A recent Arts Professional blog by Liz Hills, made it clear that annual figures now show “well over 100,000 children – almost a quarter of all students – currently take only seven or fewer GCSEs”. She goes on to point out the majority of those “who will lose the chance to study a broader curriculum either live in England’s more deprived postcodes, or are lower achieving students, or both”. Analysis by the same organisation also countered evidence from The New Schools Network, instead stating it is clearer than ever that less privileged children will be forced into an academic education and won’t get to study other subjects they may excel in.
The Social Mobility Report in November 2017 spoke of a “fracture line running deep through our labour and housing markets and our education system” leading to a “stark social mobility postcode lottery in our country today”.
In this system, no amount of expensive after-school or weekend clubs will provide either the opportunities needed to offset the demise of school provision or the access to maintain the diversity that fuels the creativity of the industry.
I hope that it will be clear in the final edit that my comprehensive school is committed to maintaining provision for our students. We do this over three Key Stages and as long as we are able, through funding and staffing pressures, we will offer students the choice and breadth that is vital for their futures. It is wrong that this is currently not the position for all. For schools without a certain Ofsted rating, and with fewer pupils and resources, the affect will be even more marked.
There is also a social responsibility. The link between culture and tech and science is strong. Areas that have invested in the Arts in recent years have also seen a return in business as well as social cohesion and local pride; the value of this is clear in a post-Brexit world. It is certainly recognised globally, as are Britain’s very exportable skills in this field.

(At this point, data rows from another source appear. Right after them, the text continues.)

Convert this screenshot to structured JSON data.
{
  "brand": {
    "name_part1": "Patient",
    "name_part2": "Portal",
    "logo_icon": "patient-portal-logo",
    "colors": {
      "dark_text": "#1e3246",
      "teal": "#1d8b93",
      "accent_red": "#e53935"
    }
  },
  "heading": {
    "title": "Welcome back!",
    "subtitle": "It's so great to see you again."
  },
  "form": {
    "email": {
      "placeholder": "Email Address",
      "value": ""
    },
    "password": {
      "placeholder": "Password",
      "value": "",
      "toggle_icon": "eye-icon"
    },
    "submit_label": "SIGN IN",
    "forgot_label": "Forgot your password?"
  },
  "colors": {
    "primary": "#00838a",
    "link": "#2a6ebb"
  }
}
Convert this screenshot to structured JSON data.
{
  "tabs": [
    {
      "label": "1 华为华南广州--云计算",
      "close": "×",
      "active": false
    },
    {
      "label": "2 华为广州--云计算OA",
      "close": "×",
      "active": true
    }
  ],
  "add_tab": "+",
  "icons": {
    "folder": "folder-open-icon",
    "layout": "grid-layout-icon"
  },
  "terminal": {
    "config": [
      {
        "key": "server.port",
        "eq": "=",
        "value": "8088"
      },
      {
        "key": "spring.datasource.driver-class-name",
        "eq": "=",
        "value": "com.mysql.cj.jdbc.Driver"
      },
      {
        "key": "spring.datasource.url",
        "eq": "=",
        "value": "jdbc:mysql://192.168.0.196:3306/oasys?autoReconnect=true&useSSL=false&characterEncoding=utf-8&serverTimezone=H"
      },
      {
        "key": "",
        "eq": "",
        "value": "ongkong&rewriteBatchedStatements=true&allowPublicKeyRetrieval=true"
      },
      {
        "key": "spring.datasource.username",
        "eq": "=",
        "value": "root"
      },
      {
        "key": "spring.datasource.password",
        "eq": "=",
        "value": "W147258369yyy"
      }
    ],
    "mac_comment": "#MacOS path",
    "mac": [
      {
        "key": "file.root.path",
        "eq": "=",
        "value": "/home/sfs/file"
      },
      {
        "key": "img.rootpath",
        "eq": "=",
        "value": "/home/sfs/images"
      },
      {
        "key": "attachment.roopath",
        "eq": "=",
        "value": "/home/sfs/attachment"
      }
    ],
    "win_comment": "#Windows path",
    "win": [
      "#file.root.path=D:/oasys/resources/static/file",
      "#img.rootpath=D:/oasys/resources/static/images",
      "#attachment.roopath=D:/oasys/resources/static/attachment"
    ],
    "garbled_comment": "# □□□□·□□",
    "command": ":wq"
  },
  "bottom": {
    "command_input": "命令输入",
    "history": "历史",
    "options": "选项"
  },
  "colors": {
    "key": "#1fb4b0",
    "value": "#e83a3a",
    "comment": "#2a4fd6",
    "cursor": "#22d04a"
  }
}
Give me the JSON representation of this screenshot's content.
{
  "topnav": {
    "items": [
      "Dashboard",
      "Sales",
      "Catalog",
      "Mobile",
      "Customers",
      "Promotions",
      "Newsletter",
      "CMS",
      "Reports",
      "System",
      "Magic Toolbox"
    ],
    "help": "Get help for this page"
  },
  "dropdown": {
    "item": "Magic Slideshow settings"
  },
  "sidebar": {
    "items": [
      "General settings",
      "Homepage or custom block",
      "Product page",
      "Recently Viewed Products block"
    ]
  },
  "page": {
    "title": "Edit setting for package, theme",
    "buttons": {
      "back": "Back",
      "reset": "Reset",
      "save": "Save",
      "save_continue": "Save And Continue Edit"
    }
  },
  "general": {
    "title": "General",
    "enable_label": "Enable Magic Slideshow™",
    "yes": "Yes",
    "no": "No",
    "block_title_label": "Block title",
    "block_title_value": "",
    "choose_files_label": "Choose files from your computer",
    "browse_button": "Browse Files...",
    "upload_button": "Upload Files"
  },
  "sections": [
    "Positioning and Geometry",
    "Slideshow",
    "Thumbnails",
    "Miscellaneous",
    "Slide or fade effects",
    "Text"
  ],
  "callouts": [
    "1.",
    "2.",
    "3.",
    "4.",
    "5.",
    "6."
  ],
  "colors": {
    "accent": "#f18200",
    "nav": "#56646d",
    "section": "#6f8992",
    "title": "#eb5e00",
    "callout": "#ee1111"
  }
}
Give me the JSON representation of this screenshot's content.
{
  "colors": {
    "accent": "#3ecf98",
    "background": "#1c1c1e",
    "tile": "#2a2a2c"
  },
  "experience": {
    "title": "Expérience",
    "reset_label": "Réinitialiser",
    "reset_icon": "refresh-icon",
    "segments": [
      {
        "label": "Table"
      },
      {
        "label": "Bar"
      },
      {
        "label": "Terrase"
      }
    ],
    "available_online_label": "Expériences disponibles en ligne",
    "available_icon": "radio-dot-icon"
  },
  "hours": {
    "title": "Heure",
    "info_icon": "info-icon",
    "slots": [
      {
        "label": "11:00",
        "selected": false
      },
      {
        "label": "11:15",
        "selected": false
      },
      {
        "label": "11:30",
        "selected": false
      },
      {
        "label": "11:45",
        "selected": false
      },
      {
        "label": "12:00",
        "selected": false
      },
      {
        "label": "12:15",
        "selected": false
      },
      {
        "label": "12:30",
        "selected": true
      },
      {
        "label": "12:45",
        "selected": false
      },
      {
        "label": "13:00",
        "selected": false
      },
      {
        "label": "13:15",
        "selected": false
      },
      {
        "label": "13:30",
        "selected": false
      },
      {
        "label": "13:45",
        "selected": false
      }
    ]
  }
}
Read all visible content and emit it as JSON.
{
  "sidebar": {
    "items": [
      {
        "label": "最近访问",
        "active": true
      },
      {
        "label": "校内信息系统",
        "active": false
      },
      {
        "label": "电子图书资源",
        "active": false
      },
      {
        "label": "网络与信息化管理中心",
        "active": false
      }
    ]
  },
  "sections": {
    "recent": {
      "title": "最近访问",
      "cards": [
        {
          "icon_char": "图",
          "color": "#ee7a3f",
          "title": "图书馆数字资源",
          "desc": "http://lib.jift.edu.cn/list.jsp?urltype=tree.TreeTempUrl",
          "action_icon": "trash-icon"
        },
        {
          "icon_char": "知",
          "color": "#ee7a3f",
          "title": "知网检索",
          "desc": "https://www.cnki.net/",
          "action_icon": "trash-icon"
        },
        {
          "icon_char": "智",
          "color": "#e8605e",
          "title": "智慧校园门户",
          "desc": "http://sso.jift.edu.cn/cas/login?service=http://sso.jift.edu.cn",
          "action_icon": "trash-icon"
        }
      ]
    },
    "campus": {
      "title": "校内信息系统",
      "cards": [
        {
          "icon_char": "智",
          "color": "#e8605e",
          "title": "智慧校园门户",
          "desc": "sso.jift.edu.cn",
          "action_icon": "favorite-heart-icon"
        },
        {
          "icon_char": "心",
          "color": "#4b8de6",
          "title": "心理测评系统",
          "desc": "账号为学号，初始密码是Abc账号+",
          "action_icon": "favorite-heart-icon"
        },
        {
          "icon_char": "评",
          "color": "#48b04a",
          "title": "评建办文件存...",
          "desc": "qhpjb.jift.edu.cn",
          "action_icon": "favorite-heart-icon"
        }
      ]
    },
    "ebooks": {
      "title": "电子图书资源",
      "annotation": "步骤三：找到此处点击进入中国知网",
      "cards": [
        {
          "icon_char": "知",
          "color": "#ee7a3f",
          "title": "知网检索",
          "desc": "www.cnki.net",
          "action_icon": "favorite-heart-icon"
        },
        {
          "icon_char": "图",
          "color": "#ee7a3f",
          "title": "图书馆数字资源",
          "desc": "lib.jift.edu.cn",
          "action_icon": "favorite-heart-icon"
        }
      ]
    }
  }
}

One might hope that the decline of investment and recognition in Creative Arts industries is swiftly arrested for reasons of common sense and integrity. Nevertheless, even if for nothing other than self-interest, surely the obvious political and economic advantages can sway the interests and ideologies of the policy makers. After all, “we do not need magic to transform our world. We carry all the power we need inside ourselves already. We have the power to imagine better” (JK Rowling).